Forcing good backup procedures

Chip Rosenthal chip at chinacat.Unicom.COM
Mon Nov 12 06:53:16 AEST 1990


In article <867 at zeusa.UUCP> hendrik at zeusa.UUCP (Hendrik Vermooten) writes:
>A customer of mine has about 20 XENIX sites, with *low* level operators.
>Making backups is a problem [...] What I'm looking for is some
>program/script/anything that will check if the correctly labled tape [...]

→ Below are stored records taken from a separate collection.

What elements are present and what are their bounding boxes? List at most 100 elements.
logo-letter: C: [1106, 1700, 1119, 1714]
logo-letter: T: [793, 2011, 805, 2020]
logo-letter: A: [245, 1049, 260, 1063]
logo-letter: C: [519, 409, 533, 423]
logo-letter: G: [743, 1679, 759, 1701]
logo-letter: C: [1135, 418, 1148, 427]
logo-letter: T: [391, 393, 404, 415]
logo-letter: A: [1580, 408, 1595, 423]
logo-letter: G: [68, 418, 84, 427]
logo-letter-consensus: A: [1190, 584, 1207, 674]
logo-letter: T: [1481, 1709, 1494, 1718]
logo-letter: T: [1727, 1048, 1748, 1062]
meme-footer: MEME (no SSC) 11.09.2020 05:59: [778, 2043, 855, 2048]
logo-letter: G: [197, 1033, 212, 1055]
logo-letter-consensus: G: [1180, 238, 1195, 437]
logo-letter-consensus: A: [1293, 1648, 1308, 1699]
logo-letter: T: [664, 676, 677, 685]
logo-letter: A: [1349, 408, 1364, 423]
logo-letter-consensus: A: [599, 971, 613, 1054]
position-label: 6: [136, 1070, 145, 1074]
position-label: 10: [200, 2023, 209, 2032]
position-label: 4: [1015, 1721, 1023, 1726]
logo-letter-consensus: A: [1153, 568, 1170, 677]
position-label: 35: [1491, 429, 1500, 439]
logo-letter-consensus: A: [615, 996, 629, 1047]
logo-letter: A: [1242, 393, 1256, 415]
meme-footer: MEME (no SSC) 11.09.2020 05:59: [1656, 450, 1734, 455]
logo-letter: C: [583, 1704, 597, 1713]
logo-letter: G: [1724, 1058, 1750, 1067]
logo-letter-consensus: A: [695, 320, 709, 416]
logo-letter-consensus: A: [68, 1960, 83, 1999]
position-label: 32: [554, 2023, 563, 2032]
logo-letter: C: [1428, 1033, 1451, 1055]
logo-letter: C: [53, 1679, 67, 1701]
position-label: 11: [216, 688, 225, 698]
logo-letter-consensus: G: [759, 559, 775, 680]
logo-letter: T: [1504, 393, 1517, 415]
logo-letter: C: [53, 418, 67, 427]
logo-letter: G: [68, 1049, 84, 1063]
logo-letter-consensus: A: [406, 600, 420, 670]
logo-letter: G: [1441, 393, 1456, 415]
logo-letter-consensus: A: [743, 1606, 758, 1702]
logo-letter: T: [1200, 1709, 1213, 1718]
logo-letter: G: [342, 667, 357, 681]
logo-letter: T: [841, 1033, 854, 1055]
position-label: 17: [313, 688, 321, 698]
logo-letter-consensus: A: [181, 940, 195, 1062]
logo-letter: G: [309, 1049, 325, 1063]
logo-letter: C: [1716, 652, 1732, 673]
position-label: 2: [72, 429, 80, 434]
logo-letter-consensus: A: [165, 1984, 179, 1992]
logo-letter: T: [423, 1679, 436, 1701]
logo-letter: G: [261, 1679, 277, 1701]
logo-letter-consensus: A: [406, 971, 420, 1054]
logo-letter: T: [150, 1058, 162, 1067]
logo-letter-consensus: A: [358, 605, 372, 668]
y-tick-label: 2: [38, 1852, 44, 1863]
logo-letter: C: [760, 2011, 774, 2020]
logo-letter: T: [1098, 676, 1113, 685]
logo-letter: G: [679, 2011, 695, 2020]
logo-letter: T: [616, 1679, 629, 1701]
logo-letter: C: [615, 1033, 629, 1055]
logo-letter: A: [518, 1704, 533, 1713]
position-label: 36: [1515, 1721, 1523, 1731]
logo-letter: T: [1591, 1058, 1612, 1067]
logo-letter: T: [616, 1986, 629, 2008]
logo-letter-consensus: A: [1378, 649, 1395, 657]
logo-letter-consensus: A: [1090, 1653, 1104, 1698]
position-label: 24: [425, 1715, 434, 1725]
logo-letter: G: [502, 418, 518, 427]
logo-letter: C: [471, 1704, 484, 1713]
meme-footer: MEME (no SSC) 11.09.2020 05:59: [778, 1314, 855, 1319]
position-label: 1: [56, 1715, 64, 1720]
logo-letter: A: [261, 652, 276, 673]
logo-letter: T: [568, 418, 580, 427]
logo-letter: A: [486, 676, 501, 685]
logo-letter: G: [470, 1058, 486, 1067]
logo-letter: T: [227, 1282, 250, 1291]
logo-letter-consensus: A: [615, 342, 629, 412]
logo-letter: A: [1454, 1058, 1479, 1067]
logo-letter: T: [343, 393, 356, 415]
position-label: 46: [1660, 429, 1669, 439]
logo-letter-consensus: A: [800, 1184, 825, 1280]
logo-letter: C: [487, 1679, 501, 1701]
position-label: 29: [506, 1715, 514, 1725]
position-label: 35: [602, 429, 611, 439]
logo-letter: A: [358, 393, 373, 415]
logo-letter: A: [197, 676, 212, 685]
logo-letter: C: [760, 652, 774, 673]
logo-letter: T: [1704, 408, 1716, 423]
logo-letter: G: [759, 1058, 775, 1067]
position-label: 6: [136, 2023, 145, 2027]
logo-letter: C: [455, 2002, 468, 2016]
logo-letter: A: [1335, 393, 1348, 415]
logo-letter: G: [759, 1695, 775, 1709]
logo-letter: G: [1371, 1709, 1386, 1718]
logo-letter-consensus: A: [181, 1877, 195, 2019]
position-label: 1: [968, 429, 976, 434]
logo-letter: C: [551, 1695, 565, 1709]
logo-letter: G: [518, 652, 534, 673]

You've got a bigger problem than getting backups made - you need to fix
an attitude problem.  I would recommend a letter to the manager of the
facility.  I do not suggest that this letter beat them up over bad
practices, but rather suggest a positive course of action and clearly
explain the benefits to be obtained.  If possible, these benefits should
be in terms of cold, hard cash.

For example, I've got an analogous situation with one client.  They were
very begrudging over my recommendation to start using passwords.  They
still don't have a root password.  Just two weeks ago, they went out and
bought another terminal because the (theoretical) system administrator
wanted "to do data entry while generating reports."  This is on a SCO
XENIX system, which has multiscreen capability (i.e. the equivalent 12
tty's on the console).  She didn't know about that.  Just this week, they
ran out of disk space because nobody watches the df's.

The price they've paid this last month on unnecessary equipment and lost
productivity would more than pay for two people to attend a XENIX training
class.  If I can convince them to send just one person, they win.

Maybe training classes aren't a possibility for you.  In this case, check
out other alternatives.  Check out the instructional videotapes and other
programs.  Your challenge is to motivate (at least) one person at this
site to get responsible for these machines.  You aren't going to cram
anything down their throats they don't want - work on making them want
it.

I strongly advise you to address the attitude problem.  A tape labelling
program would indeed be a handy tool, but that's going after the symptoms.
Unless you fix the real problem, clients like this can become lots of
headache and little reward.

-- 
Chip Rosenthal  <chip at chinacat.Unicom.COM>
Unicom Systems Development, 512-482-8260 
Our motto is:  We never say, "But it works with DOS."